Buy CRISIL Ltd For Target Rs.3,706 - Edelweiss Financial Services
Solid growth across the board
CRISIL's Q3CY21 sales increased 18% YoY to INR5.7bn (6% ahead of estimates) led by solid growth across both segments—21% in research and 12% in ratings. EBITDA shot up 29% YoY (5% ahead of estimates) as margins expanded 228bps.
With improving corporate capex and additional levers with ESG ratings, the outlook for the domestic ratings business is improving alongside healthy outsourced ratings. CRISIL also has a strong outlook for the research segment (65% of revenue) led by global recovery and domestic research. This would yield double-digit growth and 50– 100bps EBIT margin expansion per year in research. Retain ‘BUY’, valuing at 50x Q1CY23E (close to higher end), yielding a TP of INR3,706.

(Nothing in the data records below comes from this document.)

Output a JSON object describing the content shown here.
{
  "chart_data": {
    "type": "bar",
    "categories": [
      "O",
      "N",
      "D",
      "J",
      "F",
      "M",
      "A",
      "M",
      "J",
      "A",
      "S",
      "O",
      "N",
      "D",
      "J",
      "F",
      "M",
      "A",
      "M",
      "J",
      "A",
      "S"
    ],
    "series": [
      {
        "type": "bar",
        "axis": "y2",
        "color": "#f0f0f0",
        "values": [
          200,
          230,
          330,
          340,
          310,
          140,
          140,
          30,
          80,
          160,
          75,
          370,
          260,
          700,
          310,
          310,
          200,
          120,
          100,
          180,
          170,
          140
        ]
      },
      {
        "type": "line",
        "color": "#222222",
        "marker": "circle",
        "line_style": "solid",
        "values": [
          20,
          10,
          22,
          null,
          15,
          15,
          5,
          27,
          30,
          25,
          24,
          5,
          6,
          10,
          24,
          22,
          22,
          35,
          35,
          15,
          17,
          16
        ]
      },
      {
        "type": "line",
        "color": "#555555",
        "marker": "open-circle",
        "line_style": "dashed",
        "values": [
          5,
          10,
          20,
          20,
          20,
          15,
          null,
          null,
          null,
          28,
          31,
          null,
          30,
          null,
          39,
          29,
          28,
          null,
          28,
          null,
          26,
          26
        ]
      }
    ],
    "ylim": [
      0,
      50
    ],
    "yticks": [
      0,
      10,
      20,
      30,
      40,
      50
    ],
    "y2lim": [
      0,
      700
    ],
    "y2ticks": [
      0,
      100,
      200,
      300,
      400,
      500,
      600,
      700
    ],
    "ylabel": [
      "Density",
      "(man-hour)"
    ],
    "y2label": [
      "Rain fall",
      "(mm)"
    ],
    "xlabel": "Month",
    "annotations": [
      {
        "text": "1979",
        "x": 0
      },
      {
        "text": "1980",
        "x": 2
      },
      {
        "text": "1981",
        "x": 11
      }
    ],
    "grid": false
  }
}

Ratings: Healthy growth across domestic and outsourced business
For Q3CY21, ratings revenue grew 12% YoY. This was led by a 22% increase in the domestic ratings business owing to certain large mandates in initial ratings and growth in stressed assets. The business maintained its leadership in corporate bonds. The Global Analytical Centre (GAC) business stepped up support for surveillance, new issuances and transformation projects to S&P. Segmental EBIT margin expanded 406bps YoY in Q3CY21 to 41.9%. New offerings such as ESG ratings post-SEBI approval should prop up revenues further. Management remained cautiously optimistic in this segment. We estimate an 8% revenue CAGR over CY20–22E.
Research: Robust growth and outlook
Research sales shot up 21% YoY led by robust growth across businesses. Highlights: i) Global Research & Risk Solutions business grew on the back of new mandate wins, and higher traction for risk, credit research and sustainability offerings. ii) CoalitionGreenwich saw revenue growth on benchmarking analytics for core client segments. EBIT margin posted robust growth of 1,064bps YoY to 21.9%, aided by cost and operational synergies in the acquisition. Management sees sustained traction in research, with double digit growth and 50–100bps expansion per year. We have – built-in a 15% revenue CAGR and 34% EBIT CAGR over CY20-22E.
Outlook and valuation: All guns firing; maintain ‘BUY’
We remain positive on CRISIL’s ratings as well as research driving profitability, leading to overall sales/PAT CAGR of 13/21% over CY20–22E and 830bps RoCE expansion to 46.4%. Maintain ‘BUY’ with a revised TP of INR3,706 (INR3,520 earlier), valuing the stock at 50x Q1CY23 (close to higher end of the historical band).